To explore the potential efficacy of the intervention on any of the secondary outcomes (i.e. fear of cancer recurrence, worry, rumination, perceived stress and trait mindfulness), a linear mixed model will be fitted including group (intervention, control), time (pre, post) and the interaction group by time as fixed effects and participant as a random effect. We will additionally adjust for any characteristics or scores showing clear evidence of imbalance at baseline. All analyses will be undertaken on an intention-to-treat (ITT) basis, i.e. participants will be analysed as randomised regardless of adherence.

In addition, potential association between overall meditation time and the secondary outcome measures will be assessed in the intervention group. Weekly meditation time will be defined as the maximum between time collected from Google Analytics and time self-reported in the weekly questionnaires.

Results of this study will be prepared in accordance with the CONSORT 2010 statement: extension to randomised pilot and feasibility trials [59].

Data monitoring

Given the short length of the intervention and the length of the data collection period, an external data monitoring committee is not considered necessary and an interim analysis will not be performed. Nonetheless, members of the research team are regularly updated with recruitment status and study progression.

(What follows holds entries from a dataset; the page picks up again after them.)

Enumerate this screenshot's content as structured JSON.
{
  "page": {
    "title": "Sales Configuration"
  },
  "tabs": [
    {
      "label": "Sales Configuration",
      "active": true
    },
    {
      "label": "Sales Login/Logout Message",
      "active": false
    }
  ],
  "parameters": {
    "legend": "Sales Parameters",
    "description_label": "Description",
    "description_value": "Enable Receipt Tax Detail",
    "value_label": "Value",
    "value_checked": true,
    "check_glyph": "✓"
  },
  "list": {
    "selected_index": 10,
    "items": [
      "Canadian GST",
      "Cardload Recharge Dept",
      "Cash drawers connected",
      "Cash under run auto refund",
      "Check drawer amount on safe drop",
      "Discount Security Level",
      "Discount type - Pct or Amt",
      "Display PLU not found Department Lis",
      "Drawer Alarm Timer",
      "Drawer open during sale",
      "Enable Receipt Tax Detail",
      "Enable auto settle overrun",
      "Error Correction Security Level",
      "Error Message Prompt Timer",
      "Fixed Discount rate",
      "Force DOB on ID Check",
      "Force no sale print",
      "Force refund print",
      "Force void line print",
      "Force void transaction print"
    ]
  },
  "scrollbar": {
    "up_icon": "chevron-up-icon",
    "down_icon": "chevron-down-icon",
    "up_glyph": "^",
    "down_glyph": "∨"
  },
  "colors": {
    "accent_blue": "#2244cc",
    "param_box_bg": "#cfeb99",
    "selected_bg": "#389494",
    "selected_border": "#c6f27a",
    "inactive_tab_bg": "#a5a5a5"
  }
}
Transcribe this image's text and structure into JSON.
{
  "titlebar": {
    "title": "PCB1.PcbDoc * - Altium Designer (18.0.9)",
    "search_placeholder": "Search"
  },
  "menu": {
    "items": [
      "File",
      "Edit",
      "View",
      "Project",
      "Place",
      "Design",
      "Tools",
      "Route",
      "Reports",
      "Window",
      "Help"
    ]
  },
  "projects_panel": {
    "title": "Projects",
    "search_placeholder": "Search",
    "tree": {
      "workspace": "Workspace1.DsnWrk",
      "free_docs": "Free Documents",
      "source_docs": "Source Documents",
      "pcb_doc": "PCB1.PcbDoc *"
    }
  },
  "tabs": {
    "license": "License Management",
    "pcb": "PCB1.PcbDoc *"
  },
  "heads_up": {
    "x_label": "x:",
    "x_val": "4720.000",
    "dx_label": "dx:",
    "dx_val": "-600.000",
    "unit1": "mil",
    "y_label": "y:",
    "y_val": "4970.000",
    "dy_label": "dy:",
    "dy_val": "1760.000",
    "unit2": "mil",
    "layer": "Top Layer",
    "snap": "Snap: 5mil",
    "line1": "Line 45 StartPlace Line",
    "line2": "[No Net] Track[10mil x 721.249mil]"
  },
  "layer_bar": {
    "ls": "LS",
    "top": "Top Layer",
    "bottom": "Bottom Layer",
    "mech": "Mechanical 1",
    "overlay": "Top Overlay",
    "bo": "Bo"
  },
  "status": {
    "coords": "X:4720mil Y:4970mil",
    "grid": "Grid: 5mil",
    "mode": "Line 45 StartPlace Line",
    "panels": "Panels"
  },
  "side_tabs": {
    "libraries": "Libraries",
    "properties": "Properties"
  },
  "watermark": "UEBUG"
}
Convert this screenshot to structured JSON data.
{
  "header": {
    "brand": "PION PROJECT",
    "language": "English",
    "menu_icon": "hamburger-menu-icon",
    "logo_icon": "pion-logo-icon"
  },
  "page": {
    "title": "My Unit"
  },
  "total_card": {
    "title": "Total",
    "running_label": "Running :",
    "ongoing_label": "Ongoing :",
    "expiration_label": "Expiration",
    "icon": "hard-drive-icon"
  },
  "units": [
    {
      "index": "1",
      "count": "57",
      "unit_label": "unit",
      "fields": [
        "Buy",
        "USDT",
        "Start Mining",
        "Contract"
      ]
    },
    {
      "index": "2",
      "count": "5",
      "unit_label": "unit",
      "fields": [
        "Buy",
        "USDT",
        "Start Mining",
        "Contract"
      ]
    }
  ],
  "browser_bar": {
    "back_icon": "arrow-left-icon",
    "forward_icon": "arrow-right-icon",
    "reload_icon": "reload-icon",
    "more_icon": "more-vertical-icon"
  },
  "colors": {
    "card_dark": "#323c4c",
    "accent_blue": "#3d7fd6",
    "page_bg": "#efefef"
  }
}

Managing potential risk associated with participation

In the event that a participant becomes upset or distressed as a result of his/her participation, he/she can contact the researcher by email or phone for assistance. Counselling or other appropriate support will then be provided by the clinic staff who are not members of the research team. In addition, participants will receive in the study information pack contact for external support services such as Lifeline services or mindhealthconnect.org.au.

Protocol amendments

Potential protocol modifications will be submitted for approval by the relevant human research ethics committees before being implemented.

Dissemination policy

The research team intend to disseminate outcomes from this study in peer-reviewed journals and at relevant conferences. Participants will have access to study results on request.

Discussion

This is the first study to address the specific issue of FCR among people with melanoma using an online MBI. In the emerging field of online MBIs in oncology, many fundamental questions specific to the online delivery mode remain unanswered, including (1) which aspects of an online MBI are the most engaging and (2) can patients learn the basic skills of mindfulness and benefit from a mindfulness program without interacting with a trained therapist? This study aims to answer these questions.

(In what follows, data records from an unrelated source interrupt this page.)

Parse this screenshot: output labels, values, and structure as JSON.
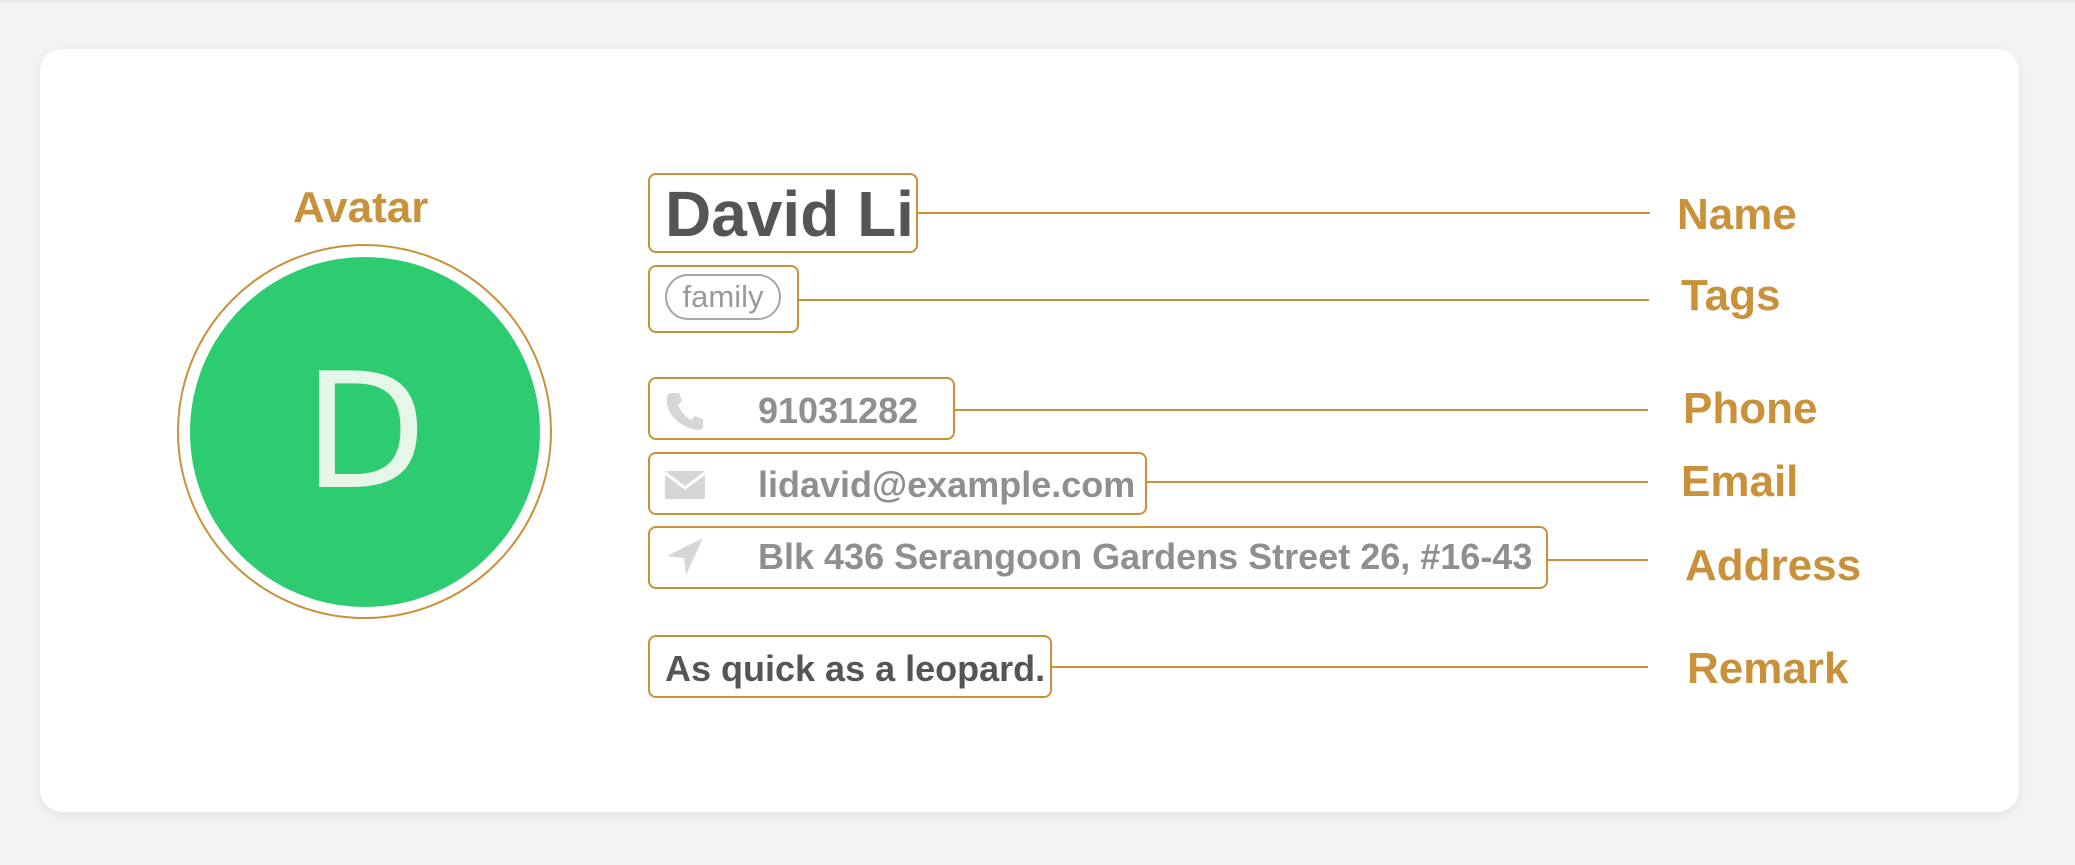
{
  "labels": {
    "avatar": "Avatar",
    "name": "Name",
    "tags": "Tags",
    "phone": "Phone",
    "email": "Email",
    "address": "Address",
    "remark": "Remark"
  },
  "person": {
    "avatar_letter": "D",
    "name": "David Li",
    "tags": [
      "family"
    ],
    "phone": "91031282",
    "email": "lidavid@example.com",
    "address": "Blk 436 Serangoon Gardens Street 26, #16-43",
    "remark": "As quick as a leopard."
  },
  "icons": {
    "phone": "phone-icon",
    "email": "envelope-icon",
    "address": "location-arrow-icon"
  },
  "colors": {
    "annotation": "#c8913a",
    "avatar_bg": "#2ecc71",
    "avatar_letter": "#e6f7ea",
    "icon": "#d6d6d6",
    "text_primary": "#555555",
    "text_secondary": "#8f8f8f"
  }
}
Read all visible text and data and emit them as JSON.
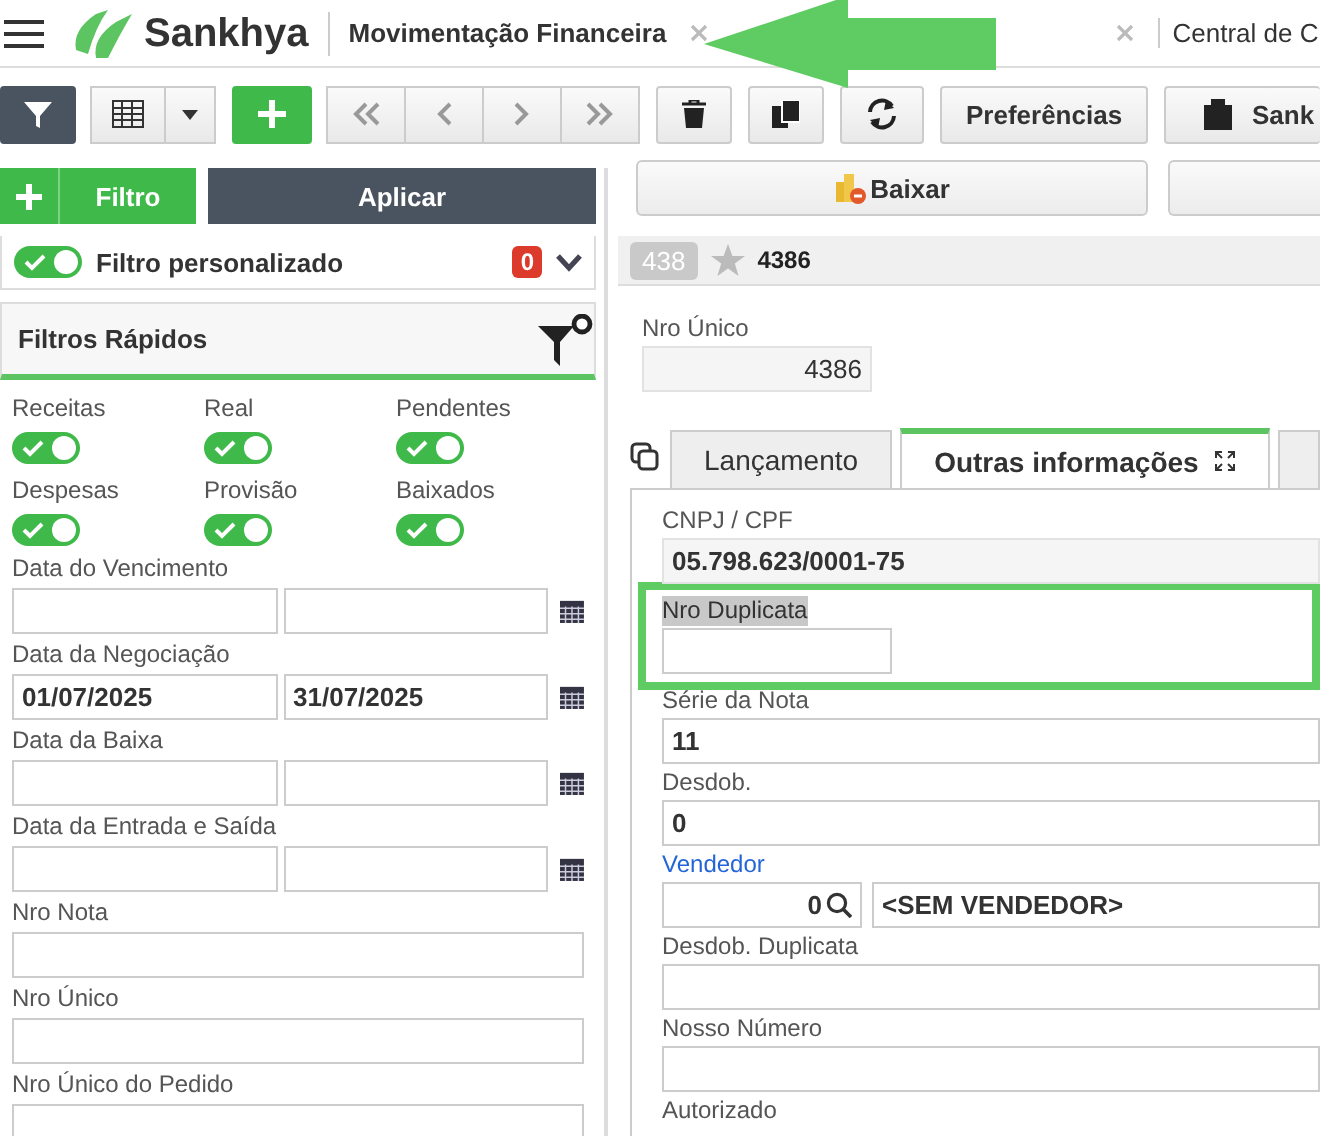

This paper describes the protocol for a pilot RCT with embedded process evaluations aiming to assess eligibility, enrolment and retention rates, barriers to recruitment, questionnaire completion rate, and intervention participation and content relevance. This study will support the design of a full-scale RCT with a longer follow-up period, and information collected from the recruitment process will highlight methodological aspects to address in the planning of a larger scale study. Participants’ interaction with the website and engagement with the intervention will inform whether this self-managed program has the capacity to engage participants into learning about and practising mindfulness skills. This information is collected on a weekly basis and will allow to address specific aspects of the program.

Given the positive impact of face-to-face MBIs on cancer patients, an online approach has the potential to provide similar support to individuals unable to attend face-to-face programs.

Trial status

Recruitment commenced in February 2017 and is ongoing.